Тут же на корточках примостился китаец, разложил вокруг самоделки из дерева и бумаги. Игрушки непростые, с сюрпризом: подергает за веревочку — они и пойдут вертеться, будто юла, или скакать на лягушачий манер. Можно не сомневаться — и у этого дело пойдет.
Но у постояльца из восемнадцатого деревянные вещицы вызвали нехорошее чувство — уж очень были похожи на тот сюрприз, что чуть не сгубил его в собственном нумере.
— А что же вы, доктор? — спросил ротмистр. — С нами или индивидуальность предпочитаете?
— Я не вполне понимаю, куда вы собрались.
Офицер и штатский снова переглянулись.
— Мы к Дорис, — ответил ротмистр. — Вам это ничего не говорит?
— Решительно.
— Тогда едем, — сказал штатский. — Объясню по дороге. Понравится, если только вы не монах.
— Как знать, — отозвался ротмистр, разглядывая макушку постояльца из восемнадцатого. — Что у вас на голове, доктор? Тонзура?
Макушка у доктора впрямь имела вид исключительный. На самом верху — маленький, с пятак, кружок розовой кожи, начисто лишенной растительности. И было это не тривиальной плешью, а чем-то особенным, по виду имевшим скорее искусственное происхождение.
— Нет, не тонзура.
— Да я сам вижу, — усмехнулся Агранцев. — Похоже на след сабельного удара. Касательного.
— То была шашка, — ответил постоялец из восемнадцатого. — Но это не ваше дело. А что до моих планов… Я отправляюсь в полицию. Делу надобно дать законный ход. Чем скорее, тем лучше.
— Запишут в свидетели.
— Пускай.
— Ну, как хотите, — сказал ротмистр. Он огляделся. — Как назло, ни одного ваньки! Где их черт носит!
Между тем старичок-генерал, стоявший поодаль, этот разговор слушал поначалу с недоумением, а после — с откровенным испугом. Он украдкой проверил карман шинели и, не обнаружив там револьвера, понял, что сбылись его худшие опасения.
— Господа!.. — задребезжал он. — Вы мошенники!..
Все повернулись к нему. Штатский хмыкнул, а ротмистр сказал с укоризной:
— Ваше превосходительство, ну как вам…
Не договорил.
Со стороны «Харбинского Метрополя» раздался хлопок, за ним второй, третий. А затем из углового окна второго этажа, как раз там, где располагался восемнадцатый нумер, выскочило пламя. В солнечном свете было оно почти что бесплотным.
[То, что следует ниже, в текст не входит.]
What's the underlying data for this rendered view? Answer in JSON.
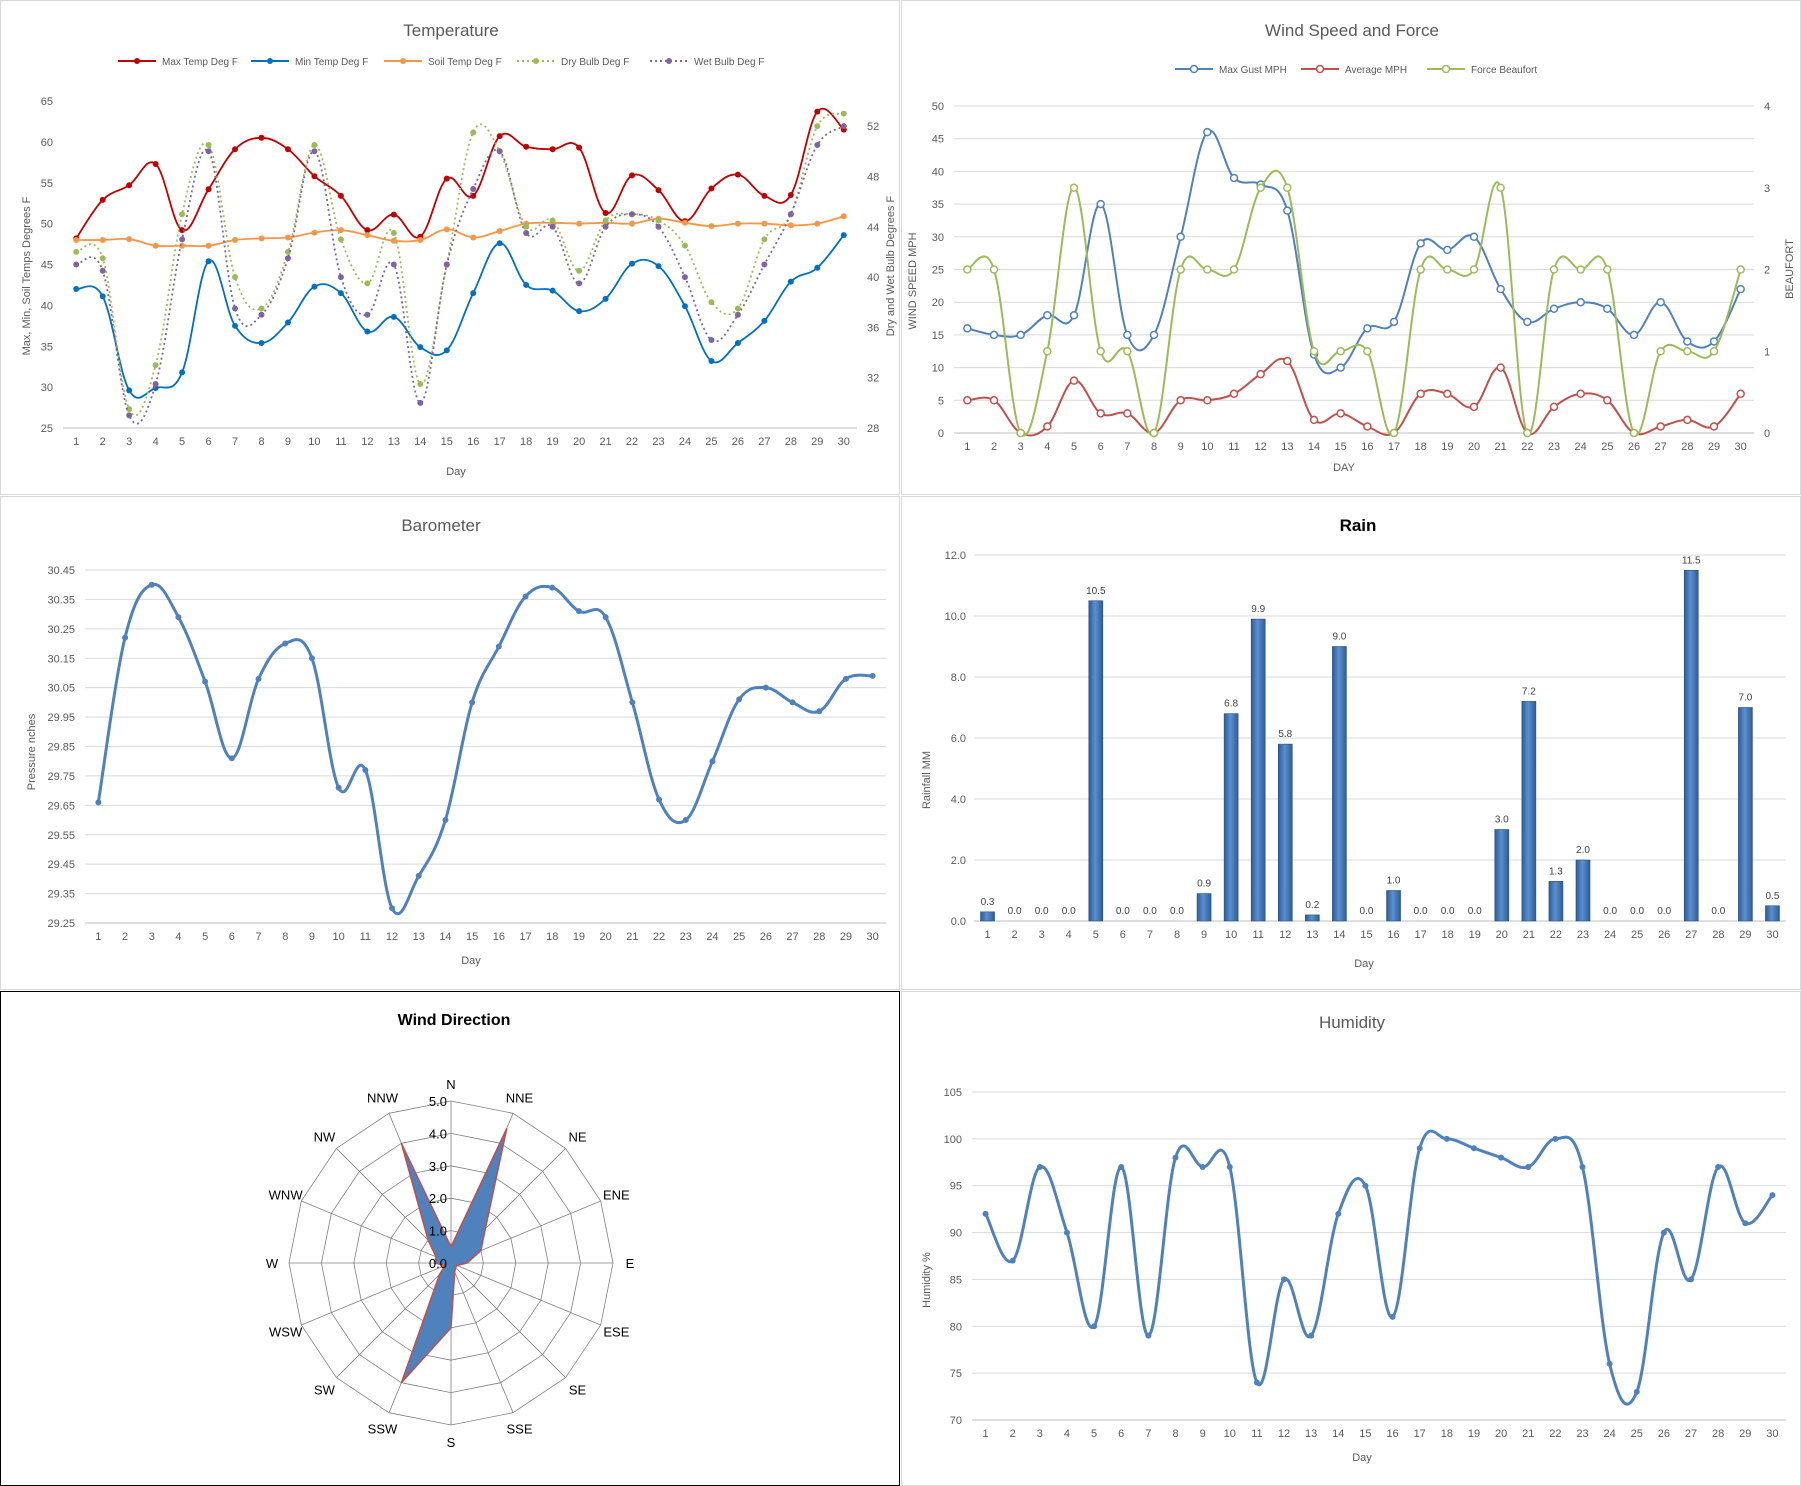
{
  "charts": {
    "temperature": {
      "title": "Temperature",
      "xlabel": "Day",
      "ylabel_left": "Max, Min, Soil Temps Degrees F",
      "ylabel_right": "Dry and Wet Bulb Degrees F"
    },
    "wind": {
      "title": "Wind Speed and Force",
      "xlabel": "DAY",
      "ylabel_left": "WIND SPEED MPH",
      "ylabel_right": "BEAUFORT"
    },
    "barometer": {
      "title": "Barometer",
      "xlabel": "Day",
      "ylabel": "Pressure nches"
    },
    "rain": {
      "title": "Rain",
      "xlabel": "Day",
      "ylabel": "Rainfall MM"
    },
    "wind_direction": {
      "title": "Wind Direction"
    },
    "humidity": {
      "title": "Humidity",
      "xlabel": "Day",
      "ylabel": "Humidity %"
    }
  },
  "chart_data": [
    {
      "id": "temperature",
      "type": "line",
      "title": "Temperature",
      "xlabel": "Day",
      "ylabel": "Max, Min, Soil Temps Degrees F",
      "y2label": "Dry and Wet Bulb Degrees F",
      "x": [
        1,
        2,
        3,
        4,
        5,
        6,
        7,
        8,
        9,
        10,
        11,
        12,
        13,
        14,
        15,
        16,
        17,
        18,
        19,
        20,
        21,
        22,
        23,
        24,
        25,
        26,
        27,
        28,
        29,
        30
      ],
      "ylim": [
        25,
        65
      ],
      "yticks": [
        25,
        30,
        35,
        40,
        45,
        50,
        55,
        60,
        65
      ],
      "y2lim": [
        28,
        54
      ],
      "y2ticks": [
        28,
        32,
        36,
        40,
        44,
        48,
        52
      ],
      "legend": "top",
      "grid": false,
      "series": [
        {
          "name": "Max Temp Deg F",
          "axis": "left",
          "color": "#c00000",
          "dash": false,
          "values": [
            48.2,
            52.9,
            54.7,
            57.3,
            49.2,
            54.2,
            59.1,
            60.5,
            59.1,
            55.8,
            53.4,
            49.2,
            51.1,
            48.4,
            55.5,
            53.4,
            60.7,
            59.4,
            59.1,
            59.3,
            51.3,
            55.9,
            54.1,
            50.3,
            54.3,
            56.0,
            53.4,
            53.5,
            63.7,
            61.5
          ]
        },
        {
          "name": "Min Temp Deg F",
          "axis": "left",
          "color": "#0070c0",
          "dash": false,
          "values": [
            42.0,
            41.1,
            29.6,
            29.9,
            31.8,
            45.4,
            37.5,
            35.4,
            37.9,
            42.3,
            41.5,
            36.8,
            38.6,
            34.9,
            34.5,
            41.5,
            47.6,
            42.5,
            41.8,
            39.3,
            40.8,
            45.1,
            44.8,
            39.9,
            33.2,
            35.4,
            38.1,
            42.9,
            44.6,
            48.6
          ]
        },
        {
          "name": "Soil Temp Deg F",
          "axis": "left",
          "color": "#f79646",
          "dash": false,
          "values": [
            48.0,
            48.0,
            48.1,
            47.3,
            47.3,
            47.3,
            48.0,
            48.2,
            48.3,
            48.9,
            49.2,
            48.6,
            47.9,
            48.0,
            49.3,
            48.3,
            49.1,
            50.0,
            50.1,
            50.0,
            50.1,
            50.0,
            50.6,
            50.1,
            49.7,
            50.0,
            50.0,
            49.8,
            50.0,
            50.9
          ]
        },
        {
          "name": "Dry Bulb Deg F",
          "axis": "right",
          "color": "#9bbb59",
          "dash": true,
          "values": [
            42.0,
            41.5,
            29.5,
            33.0,
            45.0,
            50.5,
            40.0,
            37.5,
            42.0,
            50.5,
            43.0,
            39.5,
            43.5,
            31.5,
            41.0,
            51.5,
            50.0,
            44.0,
            44.5,
            40.5,
            44.5,
            45.0,
            44.5,
            42.5,
            38.0,
            37.5,
            43.0,
            45.0,
            52.0,
            53.0
          ]
        },
        {
          "name": "Wet Bulb Deg F",
          "axis": "right",
          "color": "#8064a2",
          "dash": true,
          "values": [
            41.0,
            40.5,
            29.0,
            31.5,
            43.0,
            50.0,
            37.5,
            37.0,
            41.5,
            50.0,
            40.0,
            37.0,
            41.0,
            30.0,
            41.0,
            47.0,
            50.0,
            43.5,
            44.0,
            39.5,
            44.0,
            45.0,
            44.0,
            40.0,
            35.0,
            37.0,
            41.0,
            45.0,
            50.5,
            52.0
          ]
        }
      ]
    },
    {
      "id": "wind",
      "type": "line",
      "title": "Wind Speed and Force",
      "xlabel": "DAY",
      "ylabel": "WIND SPEED MPH",
      "y2label": "BEAUFORT",
      "x": [
        1,
        2,
        3,
        4,
        5,
        6,
        7,
        8,
        9,
        10,
        11,
        12,
        13,
        14,
        15,
        16,
        17,
        18,
        19,
        20,
        21,
        22,
        23,
        24,
        25,
        26,
        27,
        28,
        29,
        30
      ],
      "ylim": [
        0,
        50
      ],
      "yticks": [
        0,
        5,
        10,
        15,
        20,
        25,
        30,
        35,
        40,
        45,
        50
      ],
      "y2lim": [
        0,
        4
      ],
      "y2ticks": [
        0,
        1,
        2,
        3,
        4
      ],
      "legend": "top",
      "grid": true,
      "series": [
        {
          "name": "Max Gust MPH",
          "axis": "left",
          "color": "#4f81bd",
          "values": [
            16,
            15,
            15,
            18,
            18,
            35,
            15,
            15,
            30,
            46,
            39,
            38,
            34,
            12,
            10,
            16,
            17,
            29,
            28,
            30,
            22,
            17,
            19,
            20,
            19,
            15,
            20,
            14,
            14,
            22
          ]
        },
        {
          "name": "Average MPH",
          "axis": "left",
          "color": "#c0504d",
          "values": [
            5,
            5,
            0,
            1,
            8,
            3,
            3,
            0,
            5,
            5,
            6,
            9,
            11,
            2,
            3,
            1,
            0,
            6,
            6,
            4,
            10,
            0,
            4,
            6,
            5,
            0,
            1,
            2,
            1,
            6
          ]
        },
        {
          "name": "Force Beaufort",
          "axis": "right",
          "color": "#9bbb59",
          "values": [
            2,
            2,
            0,
            1,
            3,
            1,
            1,
            0,
            2,
            2,
            2,
            3,
            3,
            1,
            1,
            1,
            0,
            2,
            2,
            2,
            3,
            0,
            2,
            2,
            2,
            0,
            1,
            1,
            1,
            2
          ]
        }
      ]
    },
    {
      "id": "barometer",
      "type": "line",
      "title": "Barometer",
      "xlabel": "Day",
      "ylabel": "Pressure nches",
      "x": [
        1,
        2,
        3,
        4,
        5,
        6,
        7,
        8,
        9,
        10,
        11,
        12,
        13,
        14,
        15,
        16,
        17,
        18,
        19,
        20,
        21,
        22,
        23,
        24,
        25,
        26,
        27,
        28,
        29,
        30
      ],
      "ylim": [
        29.25,
        30.45
      ],
      "yticks": [
        29.25,
        29.35,
        29.45,
        29.55,
        29.65,
        29.75,
        29.85,
        29.95,
        30.05,
        30.15,
        30.25,
        30.35,
        30.45
      ],
      "grid": true,
      "series": [
        {
          "name": "",
          "color": "#4f81bd",
          "values": [
            29.66,
            30.22,
            30.4,
            30.29,
            30.07,
            29.81,
            30.08,
            30.2,
            30.15,
            29.71,
            29.77,
            29.3,
            29.41,
            29.6,
            30.0,
            30.19,
            30.36,
            30.39,
            30.31,
            30.29,
            30.0,
            29.67,
            29.6,
            29.8,
            30.01,
            30.05,
            30.0,
            29.97,
            30.08,
            30.09
          ]
        }
      ]
    },
    {
      "id": "rain",
      "type": "bar",
      "title": "Rain",
      "xlabel": "Day",
      "ylabel": "Rainfall MM",
      "categories": [
        "1",
        "2",
        "3",
        "4",
        "5",
        "6",
        "7",
        "8",
        "9",
        "10",
        "11",
        "12",
        "13",
        "14",
        "15",
        "16",
        "17",
        "18",
        "19",
        "20",
        "21",
        "22",
        "23",
        "24",
        "25",
        "26",
        "27",
        "28",
        "29",
        "30"
      ],
      "values": [
        0.3,
        0,
        0,
        0,
        10.5,
        0,
        0,
        0,
        0.9,
        6.8,
        9.9,
        5.8,
        0.2,
        9.0,
        0,
        1.0,
        0,
        0,
        0,
        3.0,
        7.2,
        1.3,
        2.0,
        0,
        0,
        0,
        11.5,
        0,
        7.0,
        0.5
      ],
      "value_labels": [
        "0.3",
        "0.0",
        "0.0",
        "0.0",
        "10.5",
        "0.0",
        "0.0",
        "0.0",
        "0.9",
        "6.8",
        "9.9",
        "5.8",
        "0.2",
        "9.0",
        "0.0",
        "1.0",
        "0.0",
        "0.0",
        "0.0",
        "3.0",
        "7.2",
        "1.3",
        "2.0",
        "0.0",
        "0.0",
        "0.0",
        "11.5",
        "0.0",
        "7.0",
        "0.5"
      ],
      "ylim": [
        0,
        12
      ],
      "yticks": [
        "0.0",
        "2.0",
        "4.0",
        "6.0",
        "8.0",
        "10.0",
        "12.0"
      ],
      "grid": true,
      "color": "#4f81bd"
    },
    {
      "id": "wind_direction",
      "type": "radar",
      "title": "Wind Direction",
      "categories": [
        "N",
        "NNE",
        "NE",
        "ENE",
        "E",
        "ESE",
        "SE",
        "SSE",
        "S",
        "SSW",
        "SW",
        "WSW",
        "W",
        "WNW",
        "NW",
        "NNW"
      ],
      "values": [
        0.5,
        4.5,
        1.5,
        1.0,
        0.5,
        0.2,
        0.2,
        0.3,
        2.0,
        4.0,
        0.5,
        0.2,
        0.5,
        0.5,
        1.0,
        4.0
      ],
      "rlim": [
        0,
        5
      ],
      "rticks": [
        "0.0",
        "1.0",
        "2.0",
        "3.0",
        "4.0",
        "5.0"
      ],
      "fill_color": "#4f81bd",
      "line_color": "#c0504d"
    },
    {
      "id": "humidity",
      "type": "line",
      "title": "Humidity",
      "xlabel": "Day",
      "ylabel": "Humidity %",
      "x": [
        1,
        2,
        3,
        4,
        5,
        6,
        7,
        8,
        9,
        10,
        11,
        12,
        13,
        14,
        15,
        16,
        17,
        18,
        19,
        20,
        21,
        22,
        23,
        24,
        25,
        26,
        27,
        28,
        29,
        30
      ],
      "ylim": [
        70,
        105
      ],
      "yticks": [
        70,
        75,
        80,
        85,
        90,
        95,
        100,
        105
      ],
      "grid": true,
      "series": [
        {
          "name": "",
          "color": "#4f81bd",
          "values": [
            92,
            87,
            97,
            90,
            80,
            97,
            79,
            98,
            97,
            97,
            74,
            85,
            79,
            92,
            95,
            81,
            99,
            100,
            99,
            98,
            97,
            100,
            97,
            76,
            73,
            90,
            85,
            97,
            91,
            94
          ]
        }
      ]
    }
  ]
}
В соседнем нумере тоже расколотилось стекло, и тут уж запылало изрядно. А потом и пошло одно за другим: окна лопались, как пузыри, разбрызгивали огонь, а следом дым тянулся наверх, ввинчиваясь под крышу.
Завизжал бабий голос, захныкал ребенок.
Постоялец из восемнадцатого побледнел.
— Господь милосердный…
Потом наклонил голову и стремглав кинулся к мостовой. Но его удержали.
— С ума спятили?! — прошипел ротмистр, сжимая ему плечо.
— Не понимаете!.. У меня чемодан!..
— Что, сударь, вы миллионщик? Деньги у вас? Да хоть бы и так — плюньте. Покойнику капитал ни к чему.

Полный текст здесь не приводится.